The Aramean Genocide (also known as Sayfo or Seyfo) was committed against the Aramean (Syriac) population of the Ottoman Empire during the First World War. The Aramean population of northern Mesopotamia (the Tur Abdin, Hakkari, Van, Siirt regions of present-day southeastern Turkey and the Urmia region of northwestern Iran) was forcibly relocated and massacred by Ottoman (Turkish) and Kurdish forces between 1914 and 1920.

The death toll of the Aramean genocide was approximately 250,000, according to contemporary and more recent sources. The Los Angeles Times reported in 1918 that US Ambassador Morgenthau said that the Ottoman Empire had "massacred fully 2,000,000 men, women, and children -- Greeks, Arameans, Armenians; fully 1,500,000 Armenians." With 250,000 Greeks among the dead, that makes Ambassador Morgenthau's estimate of Aramean deaths about 250,000.



The Aramean genocide took place in the same context and time-period as the Armenian and Greek genocides. Modern sources usually describe the events as an Aramean genocide, along with the Armenian genocide and Greek genocide by the Ottoman Empire, listing the Greek Orthodox, Syriac Christian and Armenian Christian as victims together.

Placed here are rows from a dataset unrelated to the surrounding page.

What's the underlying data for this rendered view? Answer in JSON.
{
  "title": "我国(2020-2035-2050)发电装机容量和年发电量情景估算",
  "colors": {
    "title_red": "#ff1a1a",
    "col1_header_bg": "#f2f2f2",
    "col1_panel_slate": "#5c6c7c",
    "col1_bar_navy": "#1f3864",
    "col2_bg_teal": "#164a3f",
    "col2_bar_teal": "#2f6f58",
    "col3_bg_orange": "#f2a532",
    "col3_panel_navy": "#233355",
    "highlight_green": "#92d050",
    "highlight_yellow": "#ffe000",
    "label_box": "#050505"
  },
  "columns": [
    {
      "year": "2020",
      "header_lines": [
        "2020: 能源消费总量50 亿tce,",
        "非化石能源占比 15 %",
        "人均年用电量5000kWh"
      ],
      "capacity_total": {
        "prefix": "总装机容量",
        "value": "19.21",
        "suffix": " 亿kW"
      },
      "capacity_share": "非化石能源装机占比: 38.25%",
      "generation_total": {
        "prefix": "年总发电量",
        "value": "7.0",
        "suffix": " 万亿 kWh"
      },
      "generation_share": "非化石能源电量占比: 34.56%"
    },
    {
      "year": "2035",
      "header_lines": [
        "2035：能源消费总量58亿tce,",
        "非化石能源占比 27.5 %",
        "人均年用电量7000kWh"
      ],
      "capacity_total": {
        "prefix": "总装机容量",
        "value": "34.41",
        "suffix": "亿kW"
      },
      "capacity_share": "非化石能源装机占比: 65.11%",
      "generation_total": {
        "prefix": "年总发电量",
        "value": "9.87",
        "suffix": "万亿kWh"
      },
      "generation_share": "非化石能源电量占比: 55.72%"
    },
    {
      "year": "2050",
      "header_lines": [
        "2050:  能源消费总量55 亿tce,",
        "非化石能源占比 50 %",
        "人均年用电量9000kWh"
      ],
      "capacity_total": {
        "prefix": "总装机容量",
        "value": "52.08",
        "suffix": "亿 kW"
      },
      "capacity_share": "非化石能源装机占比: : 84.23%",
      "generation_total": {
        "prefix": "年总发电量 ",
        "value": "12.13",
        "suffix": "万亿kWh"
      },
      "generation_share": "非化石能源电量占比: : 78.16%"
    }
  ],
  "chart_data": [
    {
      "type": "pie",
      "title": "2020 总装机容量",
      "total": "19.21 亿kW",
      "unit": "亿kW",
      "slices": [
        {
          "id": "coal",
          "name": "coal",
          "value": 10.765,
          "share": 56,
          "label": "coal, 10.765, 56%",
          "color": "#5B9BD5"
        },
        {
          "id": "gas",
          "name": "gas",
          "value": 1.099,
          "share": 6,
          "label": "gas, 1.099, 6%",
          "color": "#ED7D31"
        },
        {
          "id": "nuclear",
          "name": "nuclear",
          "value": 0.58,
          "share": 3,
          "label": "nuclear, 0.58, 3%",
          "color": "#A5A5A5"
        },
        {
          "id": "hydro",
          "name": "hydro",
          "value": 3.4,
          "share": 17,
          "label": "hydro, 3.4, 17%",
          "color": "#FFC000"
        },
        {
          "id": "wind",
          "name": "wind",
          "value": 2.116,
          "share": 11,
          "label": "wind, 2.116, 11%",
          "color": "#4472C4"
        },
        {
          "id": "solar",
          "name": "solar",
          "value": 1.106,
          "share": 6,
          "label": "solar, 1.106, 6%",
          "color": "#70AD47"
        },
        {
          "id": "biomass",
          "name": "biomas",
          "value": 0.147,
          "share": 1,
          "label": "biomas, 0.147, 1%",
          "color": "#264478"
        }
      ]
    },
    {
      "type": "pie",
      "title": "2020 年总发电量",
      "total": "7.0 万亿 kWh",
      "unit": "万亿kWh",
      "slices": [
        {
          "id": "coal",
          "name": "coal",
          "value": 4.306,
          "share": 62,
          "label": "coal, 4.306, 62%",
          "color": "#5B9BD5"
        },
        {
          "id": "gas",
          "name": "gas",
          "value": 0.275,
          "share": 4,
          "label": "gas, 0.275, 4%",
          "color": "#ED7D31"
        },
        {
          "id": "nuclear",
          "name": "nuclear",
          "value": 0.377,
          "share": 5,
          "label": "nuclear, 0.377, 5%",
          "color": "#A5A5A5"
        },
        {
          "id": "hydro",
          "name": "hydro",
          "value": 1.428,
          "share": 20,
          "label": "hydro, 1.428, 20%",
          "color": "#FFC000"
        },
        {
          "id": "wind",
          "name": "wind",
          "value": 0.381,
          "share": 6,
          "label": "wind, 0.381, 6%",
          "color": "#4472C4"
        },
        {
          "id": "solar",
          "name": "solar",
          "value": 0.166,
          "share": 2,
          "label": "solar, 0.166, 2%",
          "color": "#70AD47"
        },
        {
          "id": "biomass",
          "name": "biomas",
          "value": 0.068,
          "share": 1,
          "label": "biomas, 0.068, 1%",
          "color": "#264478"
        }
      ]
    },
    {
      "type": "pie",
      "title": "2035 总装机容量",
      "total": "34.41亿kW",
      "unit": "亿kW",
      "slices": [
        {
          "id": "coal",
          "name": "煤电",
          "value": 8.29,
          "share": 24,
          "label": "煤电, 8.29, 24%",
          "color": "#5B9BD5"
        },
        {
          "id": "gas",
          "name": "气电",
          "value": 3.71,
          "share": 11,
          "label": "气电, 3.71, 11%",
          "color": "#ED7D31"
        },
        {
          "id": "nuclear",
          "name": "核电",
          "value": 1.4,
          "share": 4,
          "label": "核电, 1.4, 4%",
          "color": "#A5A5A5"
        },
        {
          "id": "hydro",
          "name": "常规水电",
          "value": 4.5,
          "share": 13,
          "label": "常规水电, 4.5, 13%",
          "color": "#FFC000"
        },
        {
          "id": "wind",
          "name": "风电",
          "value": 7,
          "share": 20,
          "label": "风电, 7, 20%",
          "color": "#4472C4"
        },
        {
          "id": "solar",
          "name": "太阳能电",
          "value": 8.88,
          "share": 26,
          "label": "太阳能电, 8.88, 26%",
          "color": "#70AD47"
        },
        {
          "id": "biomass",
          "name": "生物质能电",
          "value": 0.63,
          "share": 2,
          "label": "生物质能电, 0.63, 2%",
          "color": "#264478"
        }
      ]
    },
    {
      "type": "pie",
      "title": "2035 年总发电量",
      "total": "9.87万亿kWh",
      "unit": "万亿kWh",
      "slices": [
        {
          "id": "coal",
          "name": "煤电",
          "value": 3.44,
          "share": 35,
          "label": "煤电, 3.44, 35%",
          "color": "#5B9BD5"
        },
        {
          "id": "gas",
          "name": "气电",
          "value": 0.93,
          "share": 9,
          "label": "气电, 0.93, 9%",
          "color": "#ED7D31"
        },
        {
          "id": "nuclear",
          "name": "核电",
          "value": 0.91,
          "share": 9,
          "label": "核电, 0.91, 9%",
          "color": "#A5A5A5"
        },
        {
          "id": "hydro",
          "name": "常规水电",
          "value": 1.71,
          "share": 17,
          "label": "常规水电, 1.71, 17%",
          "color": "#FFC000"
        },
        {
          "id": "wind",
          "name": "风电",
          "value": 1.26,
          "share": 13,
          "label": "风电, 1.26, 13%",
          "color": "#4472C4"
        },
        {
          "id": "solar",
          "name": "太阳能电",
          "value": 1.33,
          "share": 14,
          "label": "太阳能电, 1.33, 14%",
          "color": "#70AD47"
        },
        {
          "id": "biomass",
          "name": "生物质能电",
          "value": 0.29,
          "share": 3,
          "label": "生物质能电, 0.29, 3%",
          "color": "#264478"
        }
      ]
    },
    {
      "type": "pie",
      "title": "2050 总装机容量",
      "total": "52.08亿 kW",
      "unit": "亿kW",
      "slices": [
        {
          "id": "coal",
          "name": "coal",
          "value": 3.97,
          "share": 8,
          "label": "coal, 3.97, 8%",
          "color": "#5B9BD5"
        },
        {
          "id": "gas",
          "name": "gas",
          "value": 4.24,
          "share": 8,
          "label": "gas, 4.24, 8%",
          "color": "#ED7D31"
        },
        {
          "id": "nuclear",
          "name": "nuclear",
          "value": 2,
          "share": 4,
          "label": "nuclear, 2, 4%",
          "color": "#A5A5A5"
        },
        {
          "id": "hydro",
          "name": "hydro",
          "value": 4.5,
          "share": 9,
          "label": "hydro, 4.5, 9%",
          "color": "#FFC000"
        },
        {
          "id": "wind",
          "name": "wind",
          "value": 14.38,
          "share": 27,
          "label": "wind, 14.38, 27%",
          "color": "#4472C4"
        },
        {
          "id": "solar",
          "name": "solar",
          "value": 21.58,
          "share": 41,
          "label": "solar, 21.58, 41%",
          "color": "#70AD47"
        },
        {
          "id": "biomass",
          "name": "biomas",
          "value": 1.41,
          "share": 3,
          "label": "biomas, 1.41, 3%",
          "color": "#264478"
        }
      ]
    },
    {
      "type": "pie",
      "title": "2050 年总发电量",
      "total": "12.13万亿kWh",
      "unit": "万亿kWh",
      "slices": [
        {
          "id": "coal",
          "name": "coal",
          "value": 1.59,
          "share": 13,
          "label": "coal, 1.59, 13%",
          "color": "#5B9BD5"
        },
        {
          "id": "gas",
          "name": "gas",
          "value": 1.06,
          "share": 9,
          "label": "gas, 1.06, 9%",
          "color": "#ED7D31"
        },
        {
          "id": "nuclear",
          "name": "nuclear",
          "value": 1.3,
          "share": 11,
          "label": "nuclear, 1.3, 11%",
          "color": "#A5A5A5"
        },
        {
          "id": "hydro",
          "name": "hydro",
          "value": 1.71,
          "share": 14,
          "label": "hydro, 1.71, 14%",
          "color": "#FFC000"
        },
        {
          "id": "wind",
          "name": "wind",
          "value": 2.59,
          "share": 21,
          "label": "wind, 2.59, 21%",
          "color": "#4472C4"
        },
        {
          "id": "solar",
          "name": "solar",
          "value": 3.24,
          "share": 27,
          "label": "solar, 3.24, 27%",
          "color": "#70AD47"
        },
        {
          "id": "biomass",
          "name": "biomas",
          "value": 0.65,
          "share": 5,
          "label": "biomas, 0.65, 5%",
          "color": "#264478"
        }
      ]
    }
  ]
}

For example, the International Association of Genocide Scholars reached a consensus that "the Ottoman campaign against Christian minorities of the Empire between 1914 and 1923 constituted a genocide against Armenians, Arameans, and Pontian and Anatolian Greeks." After this resolution, the Dictionary of Genocide, co-authored by eminent genocide scholar Samuel Totten, an expert on Holocaust education and the genocide in Darfur, contained an entry on the "Aramean genocide."[7] The President of Genocide Watch endorsed the "repudiation by the world's leading genocide scholars of the Turkish government's ninety-year denial of the Ottoman Empire's genocides against its Christian populations, including Arameans, Greeks, and Armenians."


The Aramean genocide is sometimes also referred to as Sayfo or Seyfo in English language sources, based on the Aramaic designation Saypā (ܣܝܦܐ), "sword", pronounced as Seyfo, and as Sayfo in the Western dialect (the term abbreviates shato d'sayfo "year of the sword"; compare the use of Shoah in English based on the Hebrew ha-Šoah).

The Aramaic name Qeṭlā ḏ-‘Amā Ārāmāyā, which literally means "killing of the Aramean people", is used by some groups to describe these events. The word Qṭolcamo (ܩܛܠܥܡܐ) which means Genocide is also used in Aramean diaspora media. The term used in Turkish media is Süryani Soykırımı.


Recognition
On 11 March 2010, the Genocide of the Arameans was officially recognized by the Parliament of Sweden, alongside that of the Armenians and Pontic Greeks.